DCIM information can be stored in performance management and configuration management databases. Regardless of whether these are extensive solutions or small and simple, they should aim for reducing complexity and improving understanding of data center operations.
Data Center Metrics That Matter
How can an agency effectively manage what it has if it does not know how it is being used?
Data centers are information factories, and administrators can use this information to gain insight into how resources are being used. This store of information includes data regarding the facility, energy usage and costs, equipment health and status, tooling, available resources, scheduling, workflows, service delivery quality and waste.
Establishing key performance indicators provides timely insight and awareness, both in real time and from a historical perspective. KPIs should include coverage for data protection (backup, continuity of operations, disaster recovery and archiving) to ensure that federal and agency requirements are met.
Improving RAS, Performance and QoS
Agencies should determine the level of RAS or resiliency that they need from their data centers, being careful to distinguish this from what users merely want.
For example, many users request the highest level of availability and performance, along with the lowest recovery time objective, while demanding service from a cloud provider because they believe it to be less expensive.
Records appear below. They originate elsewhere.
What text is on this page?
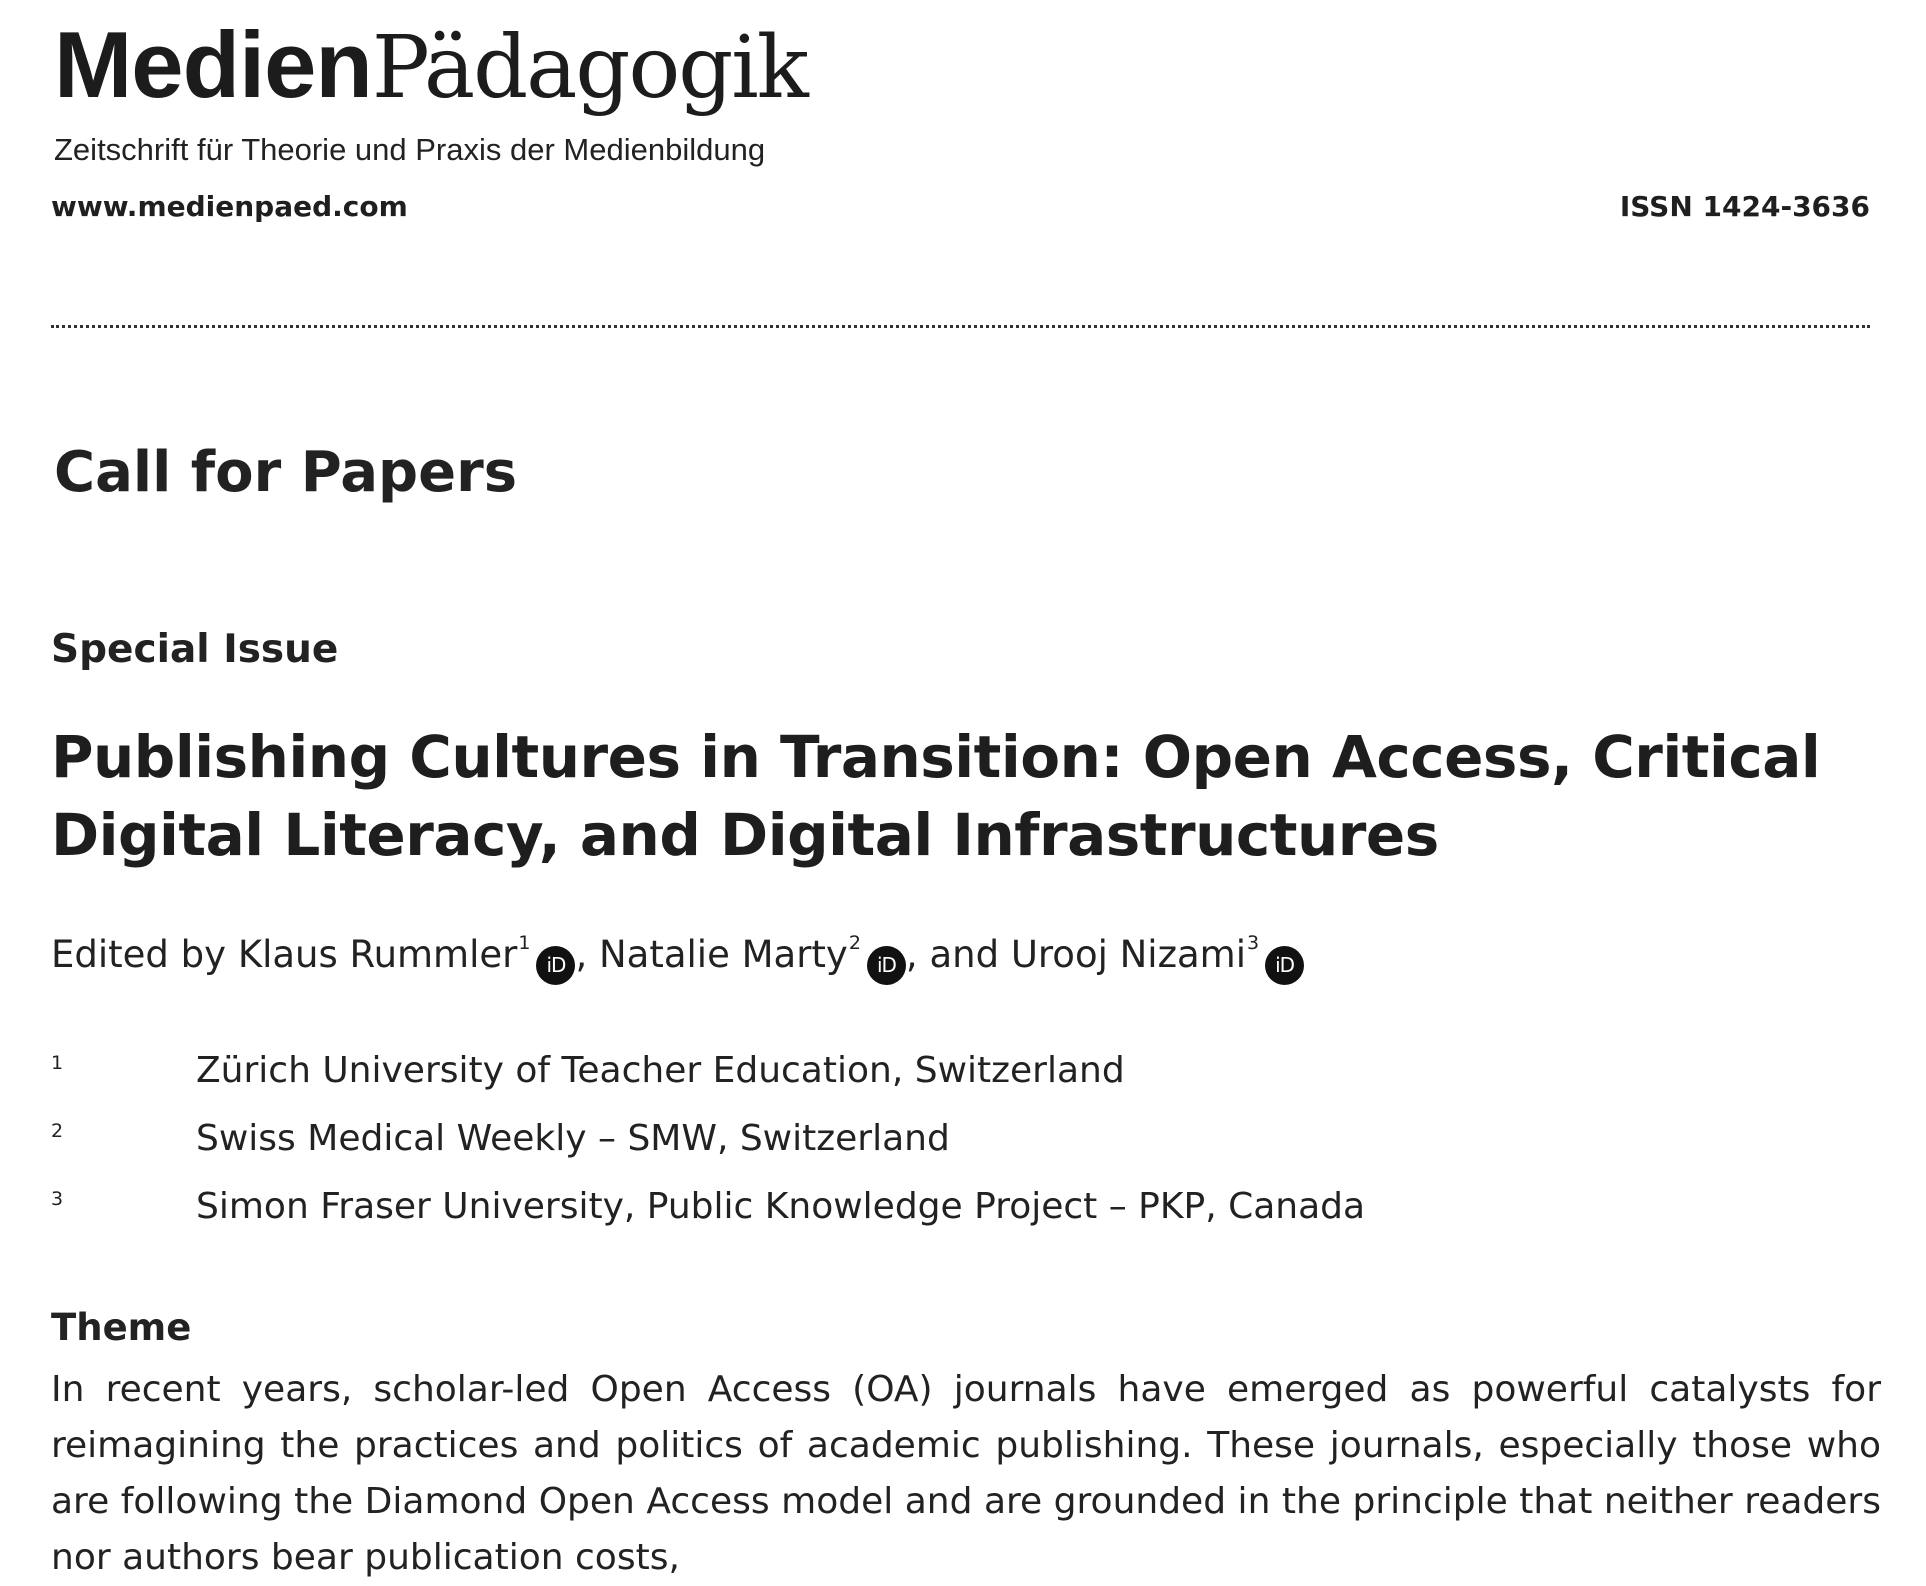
MedienPädagogik
Zeitschrift für Theorie und Praxis der Medienbildung
www.medienpaed.com	ISSN 1424-3636
Call for Papers
Special Issue
Publishing Cultures in Transition: Open Access, Critical Digital Literacy, and Digital Infrastructures
Edited by Klaus Rummler$^1$iD , Natalie Marty$^2$iD , and Urooj Nizami$^3$iD
1	Zürich University of Teacher Education, Switzerland
2	Swiss Medical Weekly – SMW, Switzerland
3	Simon Fraser University, Public Knowledge Project – PKP, Canada
Theme
In recent years, scholar-led Open Access (OA) journals have emerged as powerful catalysts for reimagining the practices and politics of academic publishing. These journals, especially those who are following the Diamond Open Access model and are grounded in the principle that neither readers nor authors bear publication costs,
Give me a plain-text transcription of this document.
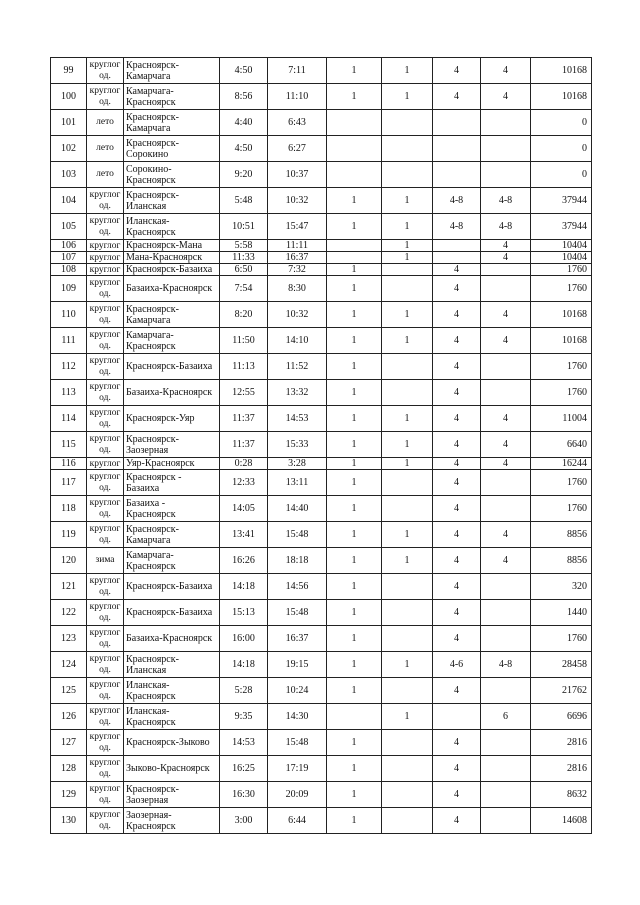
99	круглог
од.	Красноярск-
Камарчага	4:50	7:11	1	1	4	4	10168
100	круглог
од.	Камарчага-
Красноярск	8:56	11:10	1	1	4	4	10168
101	лето	Красноярск-
Камарчага	4:40	6:43					0
102	лето	Красноярск-
Сорокино	4:50	6:27					0
103	лето	Сорокино-
Красноярск	9:20	10:37					0
104	круглог
од.	Красноярск-
Иланская	5:48	10:32	1	1	4-8	4-8	37944
105	круглог
од.	Иланская-
Красноярск	10:51	15:47	1	1	4-8	4-8	37944
106	круглог	Красноярск-Мана	5:58	11:11		1		4	10404
107	круглог	Мана-Красноярск	11:33	16:37		1		4	10404
108	круглог	Красноярск-Базаиха	6:50	7:32	1		4		1760
109	круглог
од.	Базаиха-Красноярск	7:54	8:30	1		4		1760
110	круглог
од.	Красноярск-
Камарчага	8:20	10:32	1	1	4	4	10168
111	круглог
од.	Камарчага-
Красноярск	11:50	14:10	1	1	4	4	10168
112	круглог
од.	Красноярск-Базаиха	11:13	11:52	1		4		1760
113	круглог
од.	Базаиха-Красноярск	12:55	13:32	1		4		1760
114	круглог
од.	Красноярск-Уяр	11:37	14:53	1	1	4	4	11004
115	круглог
од.	Красноярск-
Заозерная	11:37	15:33	1	1	4	4	6640
116	круглог	Уяр-Красноярск	0:28	3:28	1	1	4	4	16244
117	круглог
од.	Красноярск -
Базаиха	12:33	13:11	1		4		1760
118	круглог
од.	Базаиха -
Красноярск	14:05	14:40	1		4		1760
119	круглог
од.	Красноярск-
Камарчага	13:41	15:48	1	1	4	4	8856
120	зима	Камарчага-
Красноярск	16:26	18:18	1	1	4	4	8856
121	круглог
од.	Красноярск-Базаиха	14:18	14:56	1		4		320
122	круглог
од.	Красноярск-Базаиха	15:13	15:48	1		4		1440
123	круглог
од.	Базаиха-Красноярск	16:00	16:37	1		4		1760
124	круглог
од.	Красноярск-
Иланская	14:18	19:15	1	1	4-6	4-8	28458
125	круглог
од.	Иланская-
Красноярск	5:28	10:24	1		4		21762
126	круглог
од.	Иланская-
Красноярск	9:35	14:30		1		6	6696
127	круглог
од.	Красноярск-Зыково	14:53	15:48	1		4		2816
128	круглог
од.	Зыково-Красноярск	16:25	17:19	1		4		2816
129	круглог
од.	Красноярск-
Заозерная	16:30	20:09	1		4		8632
130	круглог
од.	Заозерная-
Красноярск	3:00	6:44	1		4		14608
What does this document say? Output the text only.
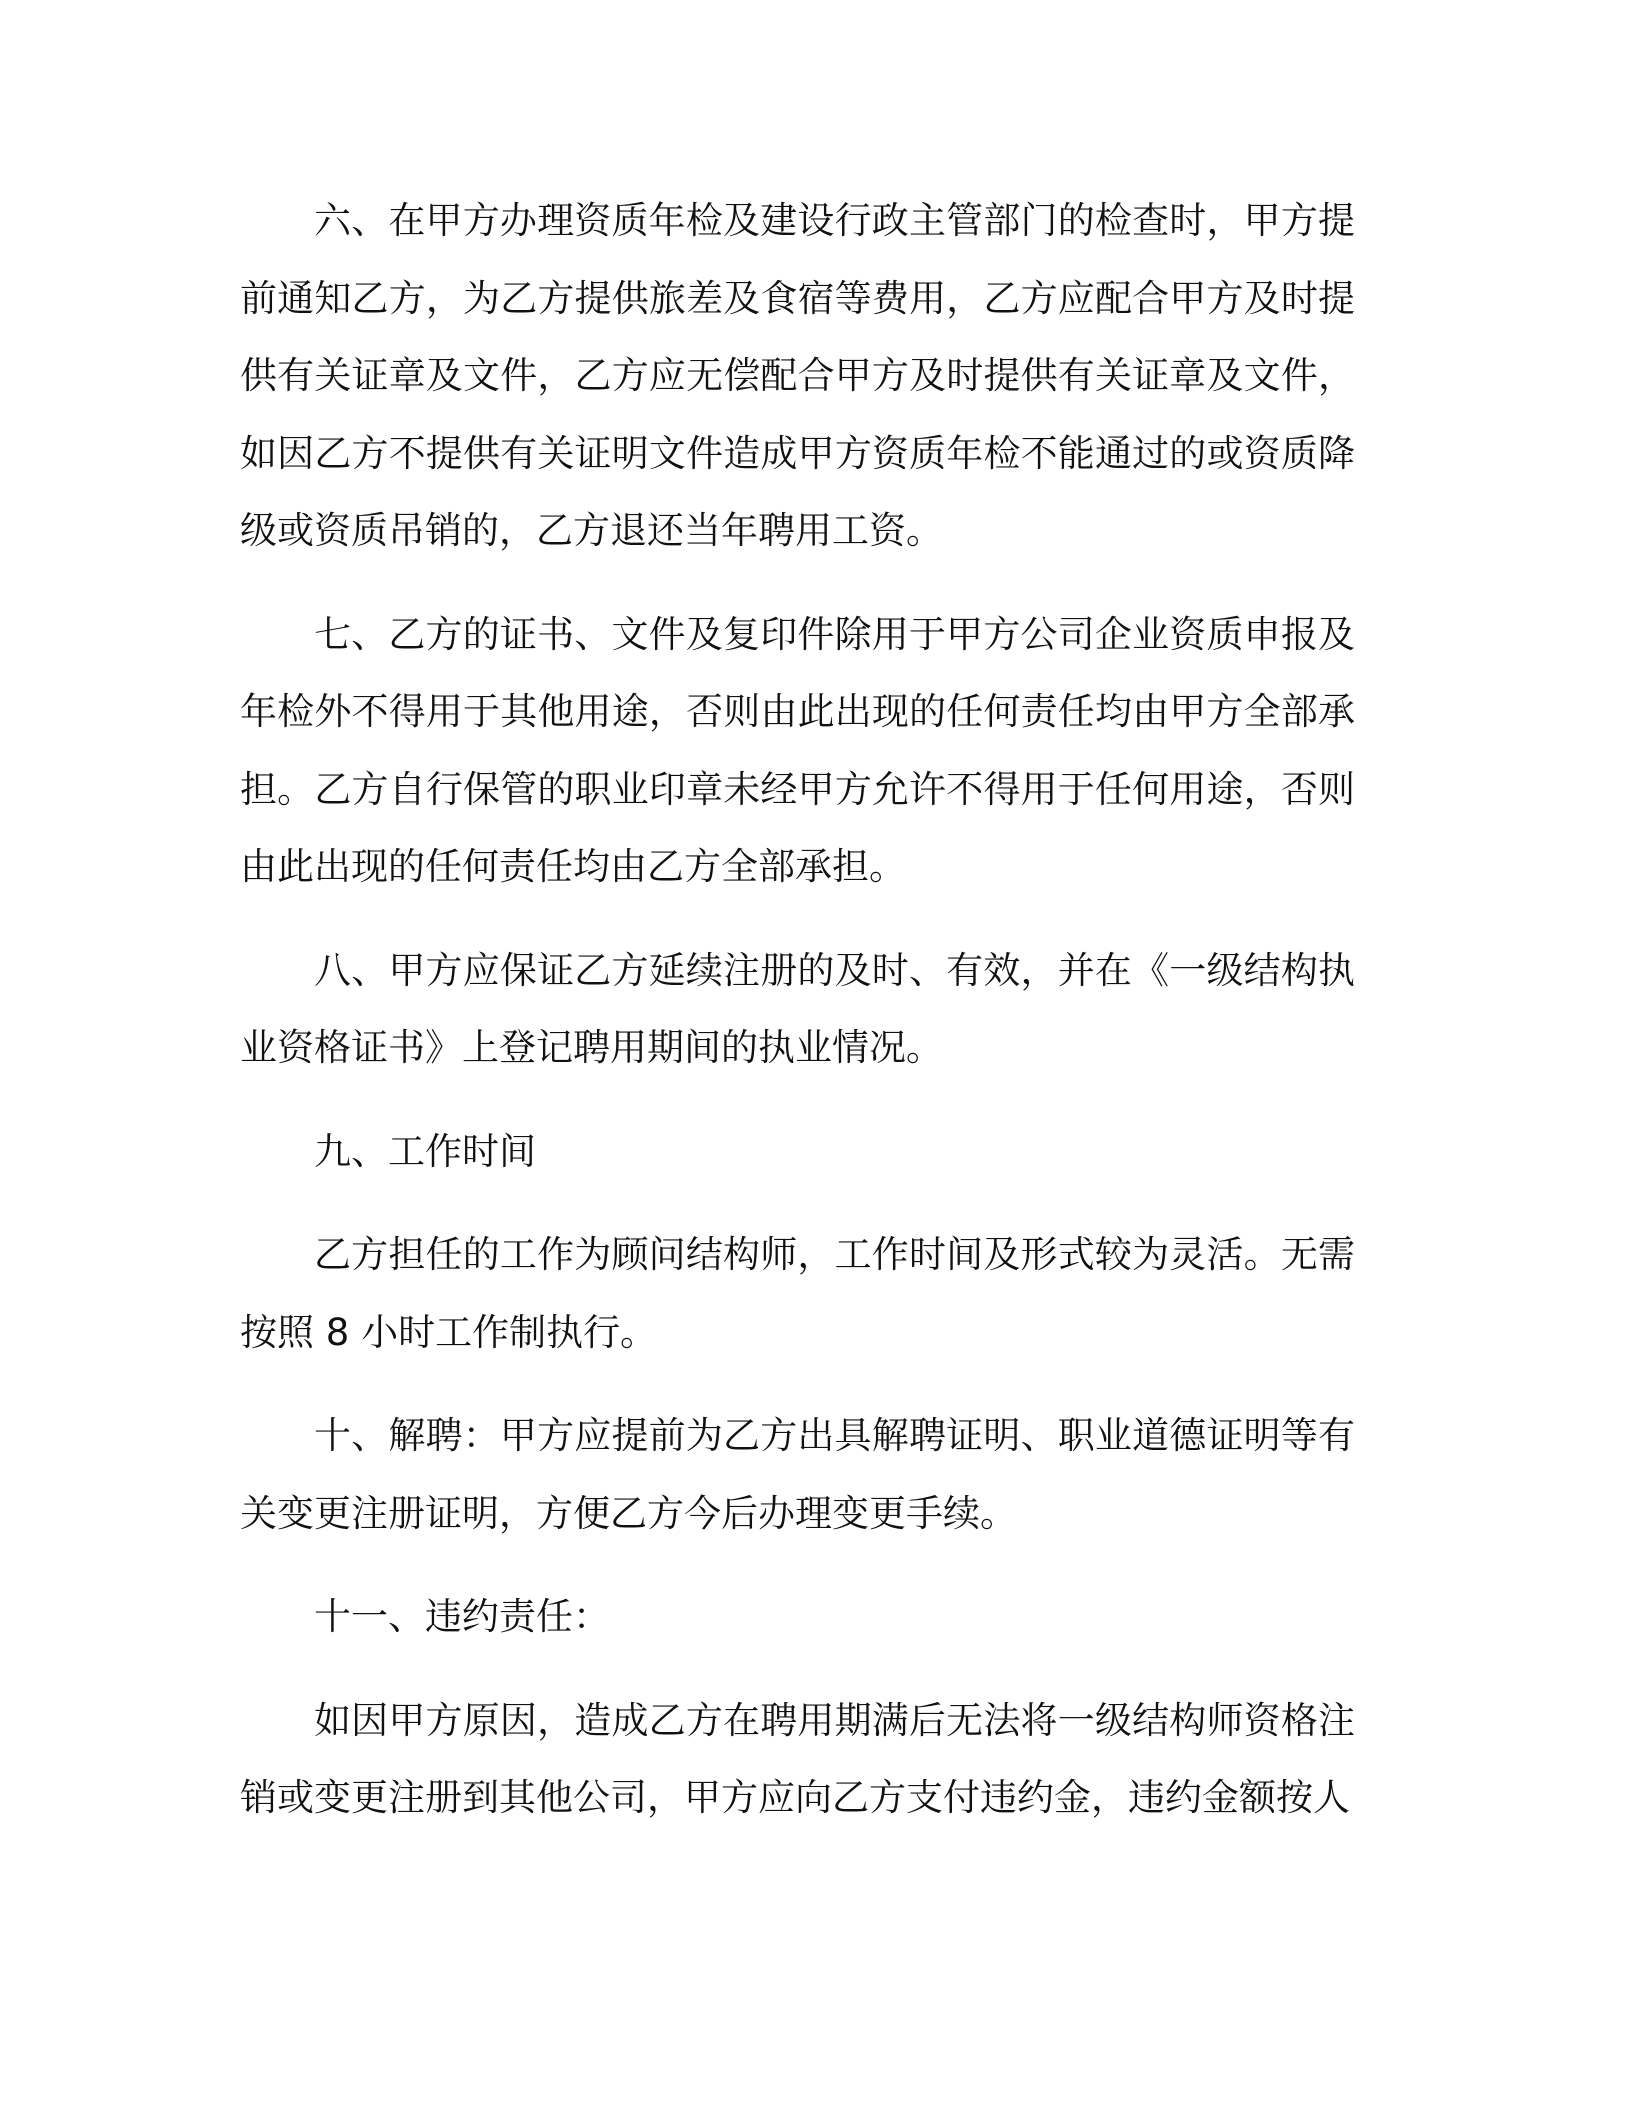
六、在甲方办理资质年检及建设行政主管部门的检查时，甲方提前通知乙方，为乙方提供旅差及食宿等费用，乙方应配合甲方及时提供有关证章及文件，乙方应无偿配合甲方及时提供有关证章及文件，如因乙方不提供有关证明文件造成甲方资质年检不能通过的或资质降级或资质吊销的，乙方退还当年聘用工资。

七、乙方的证书、文件及复印件除用于甲方公司企业资质申报及年检外不得用于其他用途，否则由此出现的任何责任均由甲方全部承担。乙方自行保管的职业印章未经甲方允许不得用于任何用途，否则由此出现的任何责任均由乙方全部承担。

八、甲方应保证乙方延续注册的及时、有效，并在《一级结构执业资格证书》上登记聘用期间的执业情况。

九、工作时间

乙方担任的工作为顾问结构师，工作时间及形式较为灵活。无需按照 8 小时工作制执行。

十、解聘：甲方应提前为乙方出具解聘证明、职业道德证明等有关变更注册证明，方便乙方今后办理变更手续。

十一、违约责任：

如因甲方原因，造成乙方在聘用期满后无法将一级结构师资格注销或变更注册到其他公司，甲方应向乙方支付违约金，违约金额按人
However, administrators should determine level of service, availability, durability, performance and security that are provided for a given price. Administrators frequently find that users who say they want a higher service level are willing to pay only for a lower level. The level they are willing to pay for is the true level of need.
Some applications can benefit from higher levels of service involving performance, RAS and security, which can improve productivity and resiliency. For data storage performance, agencies can consider using fewer yet faster NAND flash solid-state drives for input-output consolidation.
For storage capacity, agencies should look at using fewer yet higher capacity hard-disk drives, as well as tape and cloud resources. Also, IT shops should implement technologies to reduce the data footprint, including archiving, compression, deduplication, tiering and thin provisioning.
Agencies should strive to find an acceptable balance between RAS and performance. What might appear as a performance problem or bottleneck may be due to lack of RAS or related issues. On the other hand, what appears as a RAS problem may in fact be a performance bottleneck.
Performance and Capacity Planning
Agencies can take a number of steps in planning their data center operations to improve service while reducing costs:
- Establish a process to review the performance of IT resources against the capacity of those resources to ensure that they are sufficient and being used effectively to meet the demands of the data center workload.
- Review the operation of specific hardware and software, as well as the performance of the overall data center against specific applications. This practice should be tied to IT service management, which aligns service delivery with the needs of the agency.
- Establish separate planning and forecasting for physical facilities and IT equipment. This planning should be integrated, and planners should share their information.
Small changes or improvements carried out on a large scale can have a significant positive impact on data center resources such as power, cooling, floor space, hardware and software usage and service delivery.
Enabling growth without compromise while stretching budgets further requires working smarter. Using a comprehensive DCIM system along with metrics that matter enables intelligent and timely decision-making.